In Volume 5, Issue 1
Special Issue: Neoliberal Gender, Neoliberal Sex
This essay reads ‘Chick Lit’ of the post-Celtic Tiger recession as a central cultural site contributing to the logics of neoliberalism and the gendering of Irish national identity. The economic boom known as the Celtic Tiger saw dramatic social and economic transformation in Ireland. Neoliberal principals resulted in rapid economic growth and the development of a new consumerism. This was reflected in Celtic Tiger ‘Chick Lit’, which foregrounded the woman as an icon of excess. In tandem with this, postfeminist values implied that these consumer-driven lifestyles were available to everyone. This centering of choice in postfeminism is a key site where the gendering of neoliberalism occurs. In ‘Chick Lit’, socio-political interests converge on the body of the woman to become stories of individual empowerment based on market-based choices. Centrally, this essay considers how a recent sub-genre of ‘Recession Lit’ adapts the generic trope of ‘having it all’ in the post-Celtic Tiger economic downturn.

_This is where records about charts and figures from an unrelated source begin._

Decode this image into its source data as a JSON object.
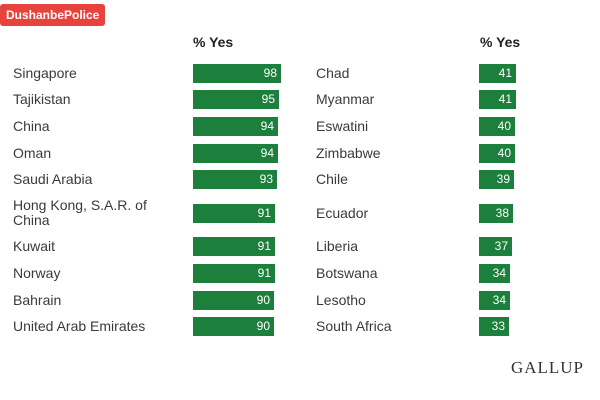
{
  "badge": "DushanbePolice",
  "brand": "GALLUP",
  "chart_data": [
    {
      "type": "bar",
      "orientation": "horizontal",
      "column_header": "% Yes",
      "categories": [
        "Singapore",
        "Tajikistan",
        "China",
        "Oman",
        "Saudi Arabia",
        "Hong Kong, S.A.R. of China",
        "Kuwait",
        "Norway",
        "Bahrain",
        "United Arab Emirates"
      ],
      "values": [
        98,
        95,
        94,
        94,
        93,
        91,
        91,
        91,
        90,
        90
      ]
    },
    {
      "type": "bar",
      "orientation": "horizontal",
      "column_header": "% Yes",
      "categories": [
        "Chad",
        "Myanmar",
        "Eswatini",
        "Zimbabwe",
        "Chile",
        "Ecuador",
        "Liberia",
        "Botswana",
        "Lesotho",
        "South Africa"
      ],
      "values": [
        41,
        41,
        40,
        40,
        39,
        38,
        37,
        34,
        34,
        33
      ]
    }
  ]
}
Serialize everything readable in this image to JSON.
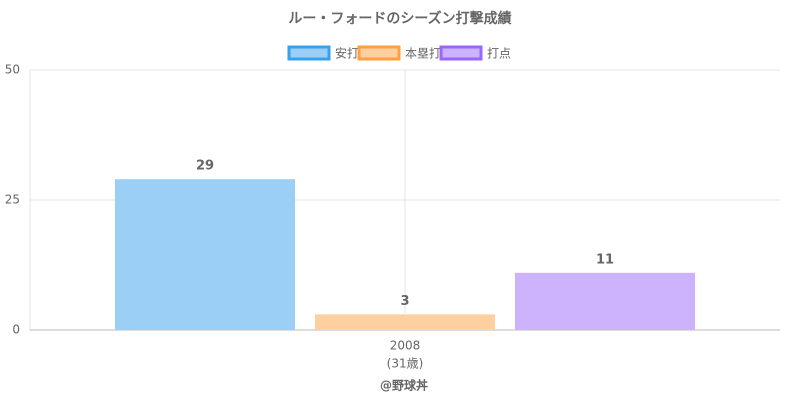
{
  "chart_data": {
    "type": "bar",
    "title": "ルー・フォードのシーズン打撃成績",
    "categories": [
      "2008"
    ],
    "category_sublabels": [
      "(31歳)"
    ],
    "series": [
      {
        "name": "安打",
        "color": "#9ccff5",
        "border": "#36a2eb",
        "values": [
          29
        ]
      },
      {
        "name": "本塁打",
        "color": "#fecf9f",
        "border": "#ff9f40",
        "values": [
          3
        ]
      },
      {
        "name": "打点",
        "color": "#cdb3fd",
        "border": "#9966ff",
        "values": [
          11
        ]
      }
    ],
    "ylim": [
      0,
      50
    ],
    "yticks": [
      0,
      25,
      50
    ],
    "grid": true,
    "legend": "top",
    "footer": "@野球丼"
  }
}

It explores three works from 2013: Cathy Kelly’s The Honey Queen, Sheila O’Flanagan’s The Things We Never Say and Cecelia Ahern’s How to Fall in Love. These books centralize individual adaptation in the boom to bust period. Their protagonists are resourceful women, who through their emotional strength and enterprising nature can still have it all, however, in moderation. To varying degrees, these works draw attention to the role of neoliberal policy in the current recession, as they reconcile it. Doing so, they serve to naturalize the structural causes of inequality and intensify the rhetoric of neoliberal choice.